A l'égard des étangs qui gèlent pendant l'été dans la Suisse, j'ai rapporté ce fait d'après M. de Musschenbroek, qui en fait mention dans ses Commentaires sur les Tentamina florentina.8-a Il y a en Franche-Comté un exemple de ce phénomène, dans ces grottes fameuses par leurs congélations; car un ruisseau qui traverse les grottes coule l'hiver, et gèle l'été. Je crois avoir rapporté ce fait au même article de la congélation; or ce qui arrive sous la terre peut arriver à la surface par les mêmes causes, qui sont vraisemblablement les sels et les nitres qui se mêlent à l'eau.

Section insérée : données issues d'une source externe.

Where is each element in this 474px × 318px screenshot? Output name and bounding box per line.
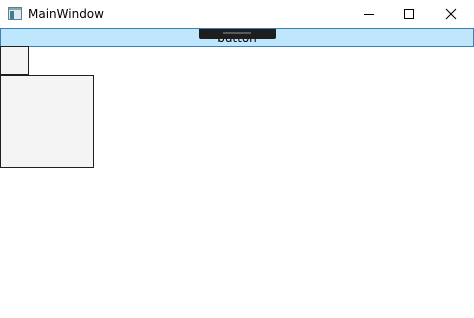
small-box — [0, 46, 29, 75]
maximize-button[interactable] — [390, 0, 428, 28]
window-title: MainWindow — [28, 7, 104, 21]
title-bar[interactable]: MainWindow — [0, 0, 474, 28]
maximize-icon — [404, 9, 414, 19]
app-window-icon — [8, 7, 22, 20]
minimize-button[interactable] — [350, 0, 388, 28]
close-icon — [445, 8, 457, 20]
debug-toolbar[interactable] — [199, 29, 276, 39]
close-button[interactable] — [432, 0, 470, 28]
main-window: MainWindow button — [0, 0, 474, 318]
debug-toolbar-grip-icon[interactable] — [223, 32, 251, 34]
client-area: button — [0, 28, 474, 318]
minimize-icon — [364, 14, 374, 15]
large-box — [0, 75, 94, 168]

J'ai été charmée, monseigneur, d'apprendre que V. A. R. se faisait une bibliothèque de physique; je me flatte que vous me ferez part de vos lumières. Je m'estimerai bien heureuse, si mon goût pour cette science me procure quelquefois des occasions d'assurer V. A. R. de mon respectueux attachement. Je ne veux pas laisser échapper celle<9> de la nouvelle année; j'espère que vous me permettrez, monseigneur, de vous admirer toutes celles de ma vie, et de vous exprimer quelquefois les sentiments pleins de respect avec lesquels je suis, etc.

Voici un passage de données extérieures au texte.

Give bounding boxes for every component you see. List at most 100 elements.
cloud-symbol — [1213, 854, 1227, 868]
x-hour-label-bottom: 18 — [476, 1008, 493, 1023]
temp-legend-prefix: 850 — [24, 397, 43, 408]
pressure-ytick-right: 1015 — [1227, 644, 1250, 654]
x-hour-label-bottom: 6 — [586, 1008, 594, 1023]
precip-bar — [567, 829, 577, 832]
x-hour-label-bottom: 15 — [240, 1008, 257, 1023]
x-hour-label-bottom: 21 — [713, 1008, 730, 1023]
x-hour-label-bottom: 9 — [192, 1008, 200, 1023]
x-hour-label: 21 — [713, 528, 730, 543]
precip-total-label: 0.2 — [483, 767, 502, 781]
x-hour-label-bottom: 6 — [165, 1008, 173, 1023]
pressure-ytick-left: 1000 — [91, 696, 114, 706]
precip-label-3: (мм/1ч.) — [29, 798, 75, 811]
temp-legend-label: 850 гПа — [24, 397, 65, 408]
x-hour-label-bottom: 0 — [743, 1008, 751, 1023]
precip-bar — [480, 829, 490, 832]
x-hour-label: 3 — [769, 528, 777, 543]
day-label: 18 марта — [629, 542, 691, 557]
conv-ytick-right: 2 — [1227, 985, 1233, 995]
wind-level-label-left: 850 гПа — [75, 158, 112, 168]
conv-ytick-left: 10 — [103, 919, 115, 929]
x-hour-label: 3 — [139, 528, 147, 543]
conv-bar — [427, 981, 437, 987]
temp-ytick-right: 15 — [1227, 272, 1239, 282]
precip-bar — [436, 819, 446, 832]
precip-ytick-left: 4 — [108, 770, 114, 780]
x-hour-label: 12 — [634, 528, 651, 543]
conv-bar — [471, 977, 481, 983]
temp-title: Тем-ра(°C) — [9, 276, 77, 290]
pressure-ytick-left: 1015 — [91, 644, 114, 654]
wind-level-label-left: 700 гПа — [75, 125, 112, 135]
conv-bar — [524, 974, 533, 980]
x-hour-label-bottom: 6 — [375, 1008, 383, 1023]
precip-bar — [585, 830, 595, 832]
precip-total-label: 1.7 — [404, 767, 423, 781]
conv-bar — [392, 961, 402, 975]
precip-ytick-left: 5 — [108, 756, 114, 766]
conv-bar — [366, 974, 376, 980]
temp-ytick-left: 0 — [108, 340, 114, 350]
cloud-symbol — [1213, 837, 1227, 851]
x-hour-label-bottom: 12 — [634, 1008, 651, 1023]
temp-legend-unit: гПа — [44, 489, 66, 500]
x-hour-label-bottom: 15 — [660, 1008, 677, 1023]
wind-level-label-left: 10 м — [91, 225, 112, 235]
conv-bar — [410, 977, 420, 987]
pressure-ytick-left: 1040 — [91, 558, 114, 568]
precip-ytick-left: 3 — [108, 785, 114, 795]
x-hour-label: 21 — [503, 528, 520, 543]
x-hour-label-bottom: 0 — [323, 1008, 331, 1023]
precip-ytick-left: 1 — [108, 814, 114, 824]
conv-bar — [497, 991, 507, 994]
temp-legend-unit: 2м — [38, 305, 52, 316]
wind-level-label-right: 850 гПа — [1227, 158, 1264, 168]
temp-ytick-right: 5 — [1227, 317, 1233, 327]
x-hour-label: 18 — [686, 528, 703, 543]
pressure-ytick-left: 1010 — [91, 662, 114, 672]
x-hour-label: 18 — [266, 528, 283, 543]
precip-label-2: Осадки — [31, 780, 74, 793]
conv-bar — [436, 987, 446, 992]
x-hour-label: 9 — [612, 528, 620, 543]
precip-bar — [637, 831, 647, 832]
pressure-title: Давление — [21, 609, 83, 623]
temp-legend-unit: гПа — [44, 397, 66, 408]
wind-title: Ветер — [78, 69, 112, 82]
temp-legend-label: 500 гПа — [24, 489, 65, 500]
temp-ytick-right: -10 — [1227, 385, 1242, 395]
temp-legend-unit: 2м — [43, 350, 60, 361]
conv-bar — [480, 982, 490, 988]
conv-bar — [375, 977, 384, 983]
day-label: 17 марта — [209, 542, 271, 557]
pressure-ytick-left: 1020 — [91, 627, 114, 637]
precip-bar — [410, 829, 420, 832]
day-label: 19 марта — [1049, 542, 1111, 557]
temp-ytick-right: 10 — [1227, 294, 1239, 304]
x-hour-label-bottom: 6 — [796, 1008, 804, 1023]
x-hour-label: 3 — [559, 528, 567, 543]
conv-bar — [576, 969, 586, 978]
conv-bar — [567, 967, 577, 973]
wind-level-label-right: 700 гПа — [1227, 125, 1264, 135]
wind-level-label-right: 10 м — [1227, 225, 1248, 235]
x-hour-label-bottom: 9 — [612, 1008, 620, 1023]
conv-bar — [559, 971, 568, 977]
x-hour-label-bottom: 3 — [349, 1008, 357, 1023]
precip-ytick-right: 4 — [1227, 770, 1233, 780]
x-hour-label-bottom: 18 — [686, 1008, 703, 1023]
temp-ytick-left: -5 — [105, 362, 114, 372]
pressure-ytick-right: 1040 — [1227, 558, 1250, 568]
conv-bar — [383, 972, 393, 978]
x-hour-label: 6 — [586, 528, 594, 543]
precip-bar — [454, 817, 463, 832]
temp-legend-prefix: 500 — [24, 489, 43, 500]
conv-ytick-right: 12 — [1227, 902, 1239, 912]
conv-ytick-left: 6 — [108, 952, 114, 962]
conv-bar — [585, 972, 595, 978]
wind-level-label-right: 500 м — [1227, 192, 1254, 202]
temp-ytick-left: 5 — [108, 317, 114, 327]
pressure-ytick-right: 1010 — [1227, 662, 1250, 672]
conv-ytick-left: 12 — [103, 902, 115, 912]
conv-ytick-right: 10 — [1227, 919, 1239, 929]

P. S. Je crois que V. A. R. a bien ri de la fatuité de Thieriot, qui s'est laissé persuader que le changement que M. de Voltaire a fait à sa première Épître le regardait, et qui a eu la simplicité de l'écrire à V. A. R.; mais je me flatte que V. A. R. ne l'a pas cru. Je la supplie cependant que cette plaisanterie reste entre elle et moi, et, si elle veut m'y répondre, je la prie que ce soit par une lettre particulière, par la voie de M. de Plötz,9-a ou par quelque autre qui ne soit pas la voie ordinaire de Thieriot. Si vous me le permettez, je vous en dirai quelque jour davantage sur cet article. M. de Keyserlingk a dû dire à V. A. R. de quelle façon je lui en ai parlé; je me flatte que vous me pardonnerez cette liberté. Je compte donner à V. A. R. une marque de mon respect et de mon attachement en lui faisant cette petite confidence, et je la supplie de n'en rien témoigner à M. de Voltaire ni à Thieriot, jusqu'à ce que je lui en aie dit davantage.

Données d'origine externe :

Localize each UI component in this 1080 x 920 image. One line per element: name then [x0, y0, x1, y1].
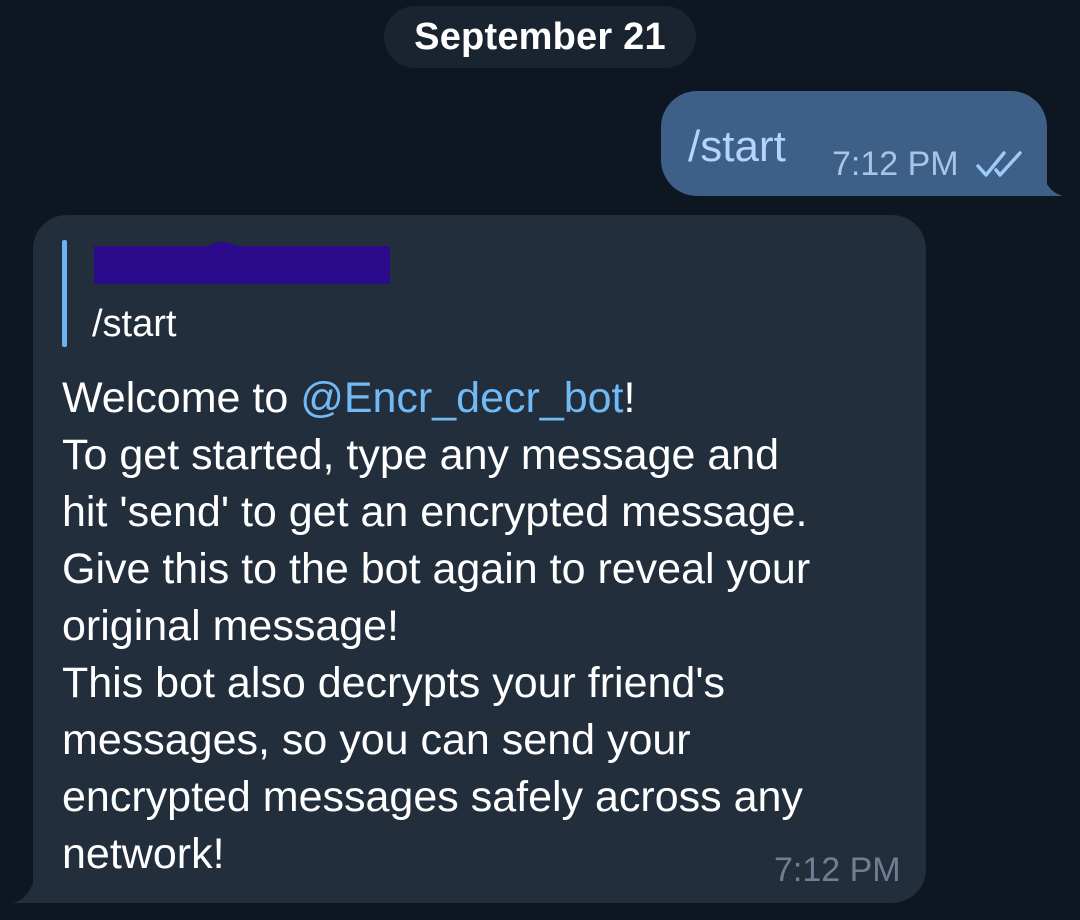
reply-quote-text[interactable]: /start [92, 301, 176, 347]
outgoing-message-time: 7:12 PM [832, 145, 959, 183]
incoming-message-text: Welcome to @Encr_decr_bot! To get starte… [62, 370, 912, 883]
message-text-segment: Welcome to [62, 374, 301, 422]
message-line: original message! [62, 602, 400, 650]
incoming-message-time: 7:12 PM [774, 851, 901, 889]
reply-quote-bar [62, 240, 67, 347]
message-line: Welcome to @Encr_decr_bot! [62, 370, 912, 427]
message-line: Give this to the bot again to reveal you… [62, 545, 811, 593]
message-line: messages, so you can send your [62, 716, 691, 764]
message-line: To get started, type any message and [62, 431, 780, 479]
message-line: This bot also decrypts your friend's [62, 659, 726, 707]
incoming-bubble-tail [12, 873, 36, 903]
outgoing-message-text: /start [688, 122, 786, 171]
chat-view: September 21 /start 7:12 PM /start Welco… [0, 0, 1080, 920]
outgoing-bubble-tail [1040, 166, 1064, 196]
message-text-segment: ! [623, 374, 636, 422]
bot-mention-link[interactable]: @Encr_decr_bot [300, 374, 623, 422]
date-separator: September 21 [384, 6, 696, 68]
reply-sender-redacted[interactable] [94, 242, 390, 284]
double-check-icon [976, 151, 1022, 177]
message-line: hit 'send' to get an encrypted message. [62, 488, 808, 536]
message-line: encrypted messages safely across any [62, 773, 803, 821]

8-a Tentamina exrperimentorum naturalium captorum in Academia del Cimenta. Ex italico in latinum sermonem conversa. Quibus commentarios, nova expérimenta et orationem de methodo instituendi expérimenta physica addidit Petrus van Musschenbroek. Lugduni Batavorum, 1731, in-4.

9-a Jean-Ernest de Pöltz, lieutenant au régiment du Prince royal, et alors en recrutement en France. Voyez t. XVI, p. 140.